In 2001, a bitter conflict erupted over the use of the limited supply of water that flows down the Klamath River, a major spawning basin for endangered Coho salmon. The farmers supply of water was ordered cut and the water went downriver to help the salmon and the Indian tribes.

Then, in 2002, after Karl Rove and the Bush Administration intervened, the upstream farmers received the available water for their crops and the downstream communities suffered the worst fish die-off in U.S. history, when over 30,000 salmon died in the lower portion of the Klamath River as they attempted to swim upriver to spawn. Many experts believe the cause of the massive fish kill was the lack of water flow that is controlled by the United States Bureau of Reclamation at the headwaters of the river in Oregon. Too little water released upriver causes low level and warmer water conditions that prove hazardous to spawning salmon.

When salmon are wiped out in such large numbers downstream there is a major impact on the regional Indian tribes, the Yurok, Hupa and Kurok, who depend on the salmon fisheries as a source of food and income. Likewise, commercial fishermen along the coast are devastated and local economies impacted by the steady decline of the salmon.

Yet that water is also promised to the small farmers in the Klamath Valley in Oregon, who depend on it to irrigate their crops.
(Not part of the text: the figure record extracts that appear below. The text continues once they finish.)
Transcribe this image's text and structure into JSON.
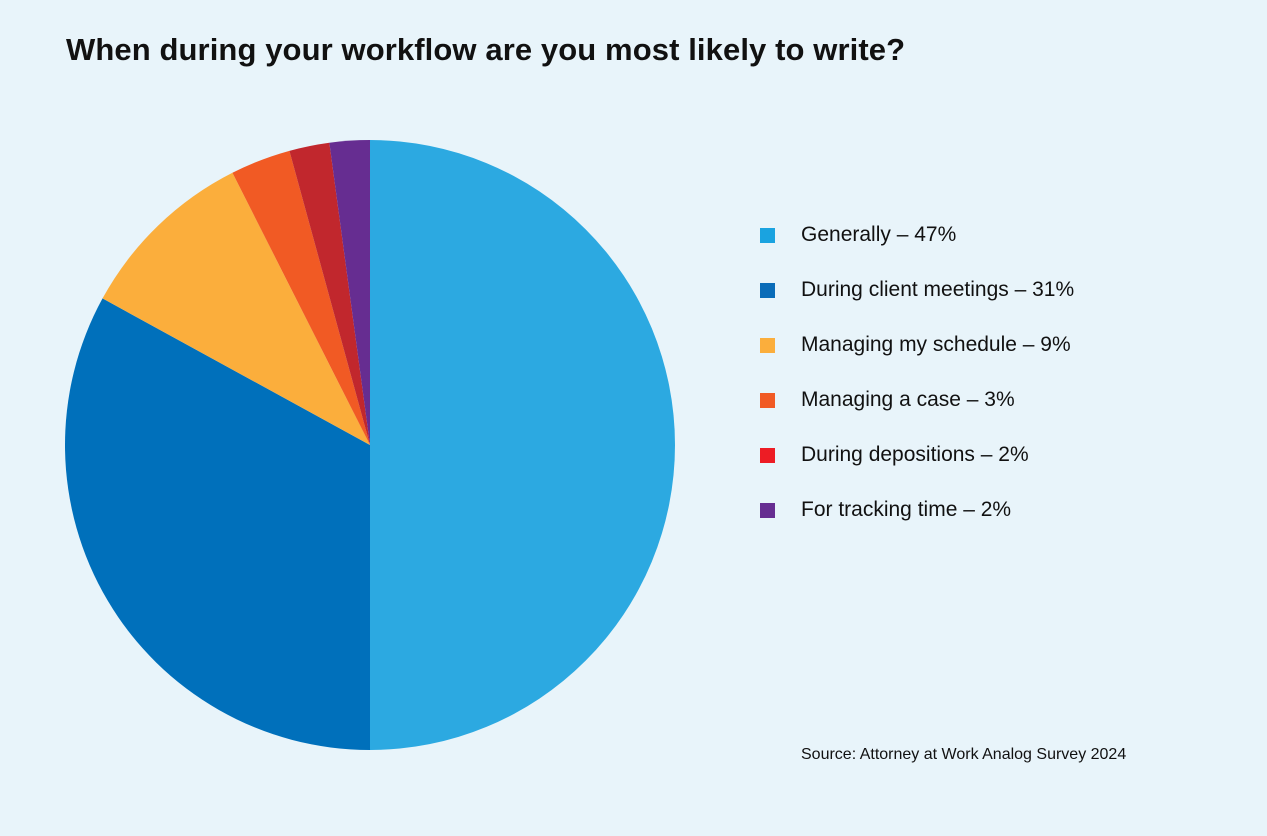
{
  "chart_data": {
    "type": "pie",
    "title": "When during your workflow are you most likely to write?",
    "slices": [
      {
        "label": "Generally – 47%",
        "value": 47,
        "color": "#2ca9e1"
      },
      {
        "label": "During client meetings – 31%",
        "value": 31,
        "color": "#0070bb"
      },
      {
        "label": "Managing my schedule – 9%",
        "value": 9,
        "color": "#fbae3c"
      },
      {
        "label": "Managing a case – 3%",
        "value": 3,
        "color": "#f15a24"
      },
      {
        "label": "During depositions – 2%",
        "value": 2,
        "color": "#c1272d"
      },
      {
        "label": "For tracking time  – 2%",
        "value": 2,
        "color": "#662d91"
      }
    ],
    "legend_colors": [
      "#1aa3e0",
      "#0a6cb8",
      "#fbae3c",
      "#f15a24",
      "#ed1c24",
      "#662d91"
    ],
    "legend_position": "right",
    "source": "Source: Attorney at Work Analog Survey 2024"
  }
}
Many of these farmers are descendants of homesteading veterans of World War One who were promised the land and water to farm their crops forever.

Battle for the Klamath examines why a regional fight over water and fish in 2001 and 2002 caused the Bush Administration and its political Svengali, Karl Rove, to intervene in determining how much water flows down an obscure western river, and how that exertion of political influence caused a veteran government fisheries biologist to file a whistleblower complaint against his own agency because he feared the endangered salmon faced extinction. The hour long documentary also listens to tribal fishermen, fisheries biologists and small farmers as they explain how their way of life is threatened by too much demand for too little water – a problem that more and more communities will face in the future.